Tapi langkah Minho terhenti ketika sepasang mata bulan sabit itu menangkap satu sosok lain datang dari arah yang berlawanan dengannya nyaris tergelincir. Reflek, Minho menyambar satu lengan yang terlihat kurus itu dan menahannya. Untuk sesaat, kedua pasang manik mata berwarna senada itu bertemu. Bulan sabit, dan setengah purnama—membentuk garis tak kasat mata yang menghubungkan keduanya.

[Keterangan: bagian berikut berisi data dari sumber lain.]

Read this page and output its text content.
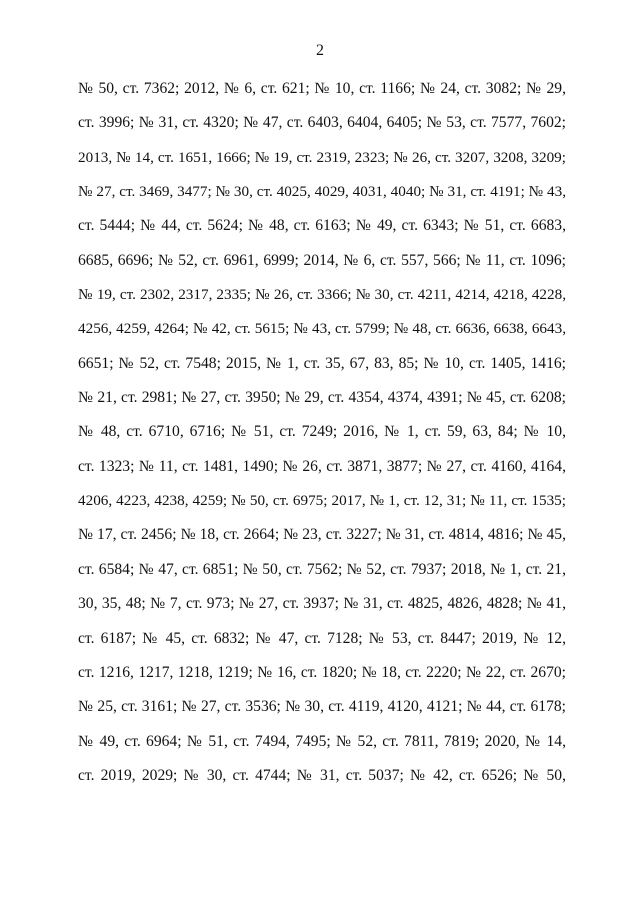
2
№ 50, ст. 7362; 2012, № 6, ст. 621; № 10, ст. 1166; № 24, ст. 3082; № 29,
ст. 3996; № 31, ст. 4320; № 47, ст. 6403, 6404, 6405; № 53, ст. 7577, 7602;
2013, № 14, ст. 1651, 1666; № 19, ст. 2319, 2323; № 26, ст. 3207, 3208, 3209;
№ 27, ст. 3469, 3477; № 30, ст. 4025, 4029, 4031, 4040; № 31, ст. 4191; № 43,
ст. 5444; № 44, ст. 5624; № 48, ст. 6163; № 49, ст. 6343; № 51, ст. 6683,
6685, 6696; № 52, ст. 6961, 6999; 2014, № 6, ст. 557, 566; № 11, ст. 1096;
№ 19, ст. 2302, 2317, 2335; № 26, ст. 3366; № 30, ст. 4211, 4214, 4218, 4228,
4256, 4259, 4264; № 42, ст. 5615; № 43, ст. 5799; № 48, ст. 6636, 6638, 6643,
6651; № 52, ст. 7548; 2015, № 1, ст. 35, 67, 83, 85; № 10, ст. 1405, 1416;
№ 21, ст. 2981; № 27, ст. 3950; № 29, ст. 4354, 4374, 4391; № 45, ст. 6208;
№ 48, ст. 6710, 6716; № 51, ст. 7249; 2016, № 1, ст. 59, 63, 84; № 10,
ст. 1323; № 11, ст. 1481, 1490; № 26, ст. 3871, 3877; № 27, ст. 4160, 4164,
4206, 4223, 4238, 4259; № 50, ст. 6975; 2017, № 1, ст. 12, 31; № 11, ст. 1535;
№ 17, ст. 2456; № 18, ст. 2664; № 23, ст. 3227; № 31, ст. 4814, 4816; № 45,
ст. 6584; № 47, ст. 6851; № 50, ст. 7562; № 52, ст. 7937; 2018, № 1, ст. 21,
30, 35, 48; № 7, ст. 973; № 27, ст. 3937; № 31, ст. 4825, 4826, 4828; № 41,
ст. 6187; № 45, ст. 6832; № 47, ст. 7128; № 53, ст. 8447; 2019, № 12,
ст. 1216, 1217, 1218, 1219; № 16, ст. 1820; № 18, ст. 2220; № 22, ст. 2670;
№ 25, ст. 3161; № 27, ст. 3536; № 30, ст. 4119, 4120, 4121; № 44, ст. 6178;
№ 49, ст. 6964; № 51, ст. 7494, 7495; № 52, ст. 7811, 7819; 2020, № 14,
ст. 2019, 2029; № 30, ст. 4744; № 31, ст. 5037; № 42, ст. 6526; № 50,
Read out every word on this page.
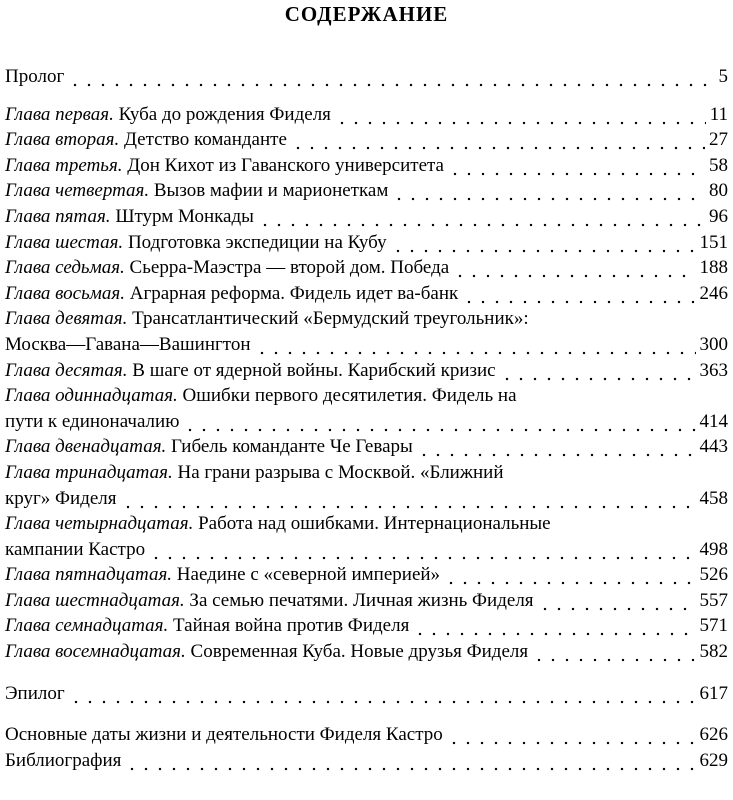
СОДЕРЖАНИЕ
Пролог	5
Глава первая. Куба до рождения Фиделя	11
Глава вторая. Детство команданте	27
Глава третья. Дон Кихот из Гаванского университета	58
Глава четвертая. Вызов мафии и марионеткам	80
Глава пятая. Штурм Монкады	96
Глава шестая. Подготовка экспедиции на Кубу	151
Глава седьмая. Сьерра-Маэстра — второй дом. Победа	188
Глава восьмая. Аграрная реформа. Фидель идет ва-банк	246
Глава девятая. Трансатлантический «Бермудский треугольник»:
Москва—Гавана—Вашингтон	300
Глава десятая. В шаге от ядерной войны. Карибский кризис	363
Глава одиннадцатая. Ошибки первого десятилетия. Фидель на
пути к единоначалию	414
Глава двенадцатая. Гибель команданте Че Гевары	443
Глава тринадцатая. На грани разрыва с Москвой. «Ближний
круг» Фиделя	458
Глава четырнадцатая. Работа над ошибками. Интернациональные
кампании Кастро	498
Глава пятнадцатая. Наедине с «северной империей»	526
Глава шестнадцатая. За семью печатями. Личная жизнь Фиделя	557
Глава семнадцатая. Тайная война против Фиделя	571
Глава восемнадцатая. Современная Куба. Новые друзья Фиделя	582
Эпилог	617
Основные даты жизни и деятельности Фиделя Кастро	626
Библиография	629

Kesan pertama Minho ketika melihat gadis itu adala; ia seperti patung. Cantik, namun terkesan mati. Wajahnya tirus, sepasang mata sekelam obsidian yang sulit dibaca, kulitnya putih seperti porselin, rambutnya sehitam batuan vulkanik, terkepang disampirkan ke bahu kanannya,wajahnya datar tanpa ekspresi. Minho menarik lengan gadis itu hingga si gadis kembali berdiri tegak tepat satu anak tangga di bawah anak tangga yang dipijaknya. Membuat tinggi sang gadis hanya sebatas dada Minho saja.

Minho melepaskan lengan gadis itu. Sepasang mata sipit itu bergulir mengamati lebih rinci. Gadis itu memakai sebuah rompi berwarna ungu dengan sebuah lencana keemasan terselip di bagian dada, kaus putih lengan panjang, celana denim membungkus kakinya, dan sepatu berwarna abu-abu. Beberapa buku-buku tebal menumpuk tinggi di sebelah lengannya (mungkin inilah salah satu penyebab dia nyaris terjatuh, selain karena langkah Minho yang mengejutkannya).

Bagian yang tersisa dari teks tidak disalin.